We are starting to get into a routine of island life now. Each evening we are briefed on the following day’s activities and divided into relevant groups – either student or qualified divers, or all of us in the classroom studying fish, corals or invertebrates. Lectures take place at different times each day and are interspersed with diving or snorkeling. One person is designated as boat marshal for the day and one as shore marshal, keeping in contact by mobile phone and ensuring the safety of everyone in the water. Divers must assemble at the dive shop half an hour before any scheduled dive, to give us time to kit up, check our tanks, regs and gauges, load up the boat and get under way. We are not quite operating as a well oiled machine yet – someone always forgets something and has to scoot back to their bure for water or sunscreen or a dive knife, so the best we have managed so far is a mere twenty minute delay from the planned departure time. We will get slicker as we get more familiar with everything I am sure.
The diving itself is awesome – and I mean that not in the way our American compatriots describe everything from the blood red sunsets to a cold beer, but in the literal sense of inspiring awe. Table corals six metres in diameter teeming with life, walls and drop offs where turtles and sharks loom out of the blue, parrot fishes and wrasses fighting the unceasing battle for survival while thirty or more species of butterfly fish flitter in and out of the fingers of the fire corals and anemone clown fish give you the skunk eye as you drift by.

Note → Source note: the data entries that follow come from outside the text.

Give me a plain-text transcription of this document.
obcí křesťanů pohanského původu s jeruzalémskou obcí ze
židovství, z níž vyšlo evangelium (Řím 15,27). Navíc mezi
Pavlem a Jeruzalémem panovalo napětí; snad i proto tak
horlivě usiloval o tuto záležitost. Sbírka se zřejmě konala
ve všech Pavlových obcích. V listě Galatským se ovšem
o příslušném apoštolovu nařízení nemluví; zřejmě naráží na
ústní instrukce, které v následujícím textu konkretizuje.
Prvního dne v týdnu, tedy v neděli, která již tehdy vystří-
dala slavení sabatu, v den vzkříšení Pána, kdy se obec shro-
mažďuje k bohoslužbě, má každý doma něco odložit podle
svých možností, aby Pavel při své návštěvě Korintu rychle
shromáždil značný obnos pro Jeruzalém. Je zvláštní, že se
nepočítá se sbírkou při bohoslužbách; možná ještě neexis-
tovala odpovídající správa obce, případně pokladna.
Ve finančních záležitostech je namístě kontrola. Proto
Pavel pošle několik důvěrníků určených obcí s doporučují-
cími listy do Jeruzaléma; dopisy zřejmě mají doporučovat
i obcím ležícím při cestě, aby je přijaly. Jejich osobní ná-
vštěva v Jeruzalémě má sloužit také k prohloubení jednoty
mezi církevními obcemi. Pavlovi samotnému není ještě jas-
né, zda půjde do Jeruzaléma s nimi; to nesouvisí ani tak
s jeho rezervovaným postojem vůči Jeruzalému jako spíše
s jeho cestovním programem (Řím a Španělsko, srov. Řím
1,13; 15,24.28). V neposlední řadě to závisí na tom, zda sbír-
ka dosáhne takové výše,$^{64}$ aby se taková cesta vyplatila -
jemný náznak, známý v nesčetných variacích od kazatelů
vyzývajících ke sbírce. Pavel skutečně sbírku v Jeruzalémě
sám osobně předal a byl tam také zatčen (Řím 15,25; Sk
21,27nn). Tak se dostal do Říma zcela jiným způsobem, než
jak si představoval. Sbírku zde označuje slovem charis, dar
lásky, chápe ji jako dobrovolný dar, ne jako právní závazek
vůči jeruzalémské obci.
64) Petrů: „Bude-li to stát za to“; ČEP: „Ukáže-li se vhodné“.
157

Once again I am sitting on my home made armchair writing this on my day off while recovering from a very minor hangover, brought on as a result of last night’s party held to celebrate both the passing of the Open Water dive training by all four candidates and the fact that it was Saturday night. I would go into forensic detail about the whole thing, particularly Scott, the physics student’s, pole dancing, but I’m sure you don’t want to hear about that. (It fills me with horror every time I think about it). The good times were tempered, however, by the sad news that one of our crew was to leave us the following day due to a family emergency back home. We are all hoping that she will be able to rejoin us before the end of our expedition and since she left this afternoon there is a very subdued atmosphere across the island.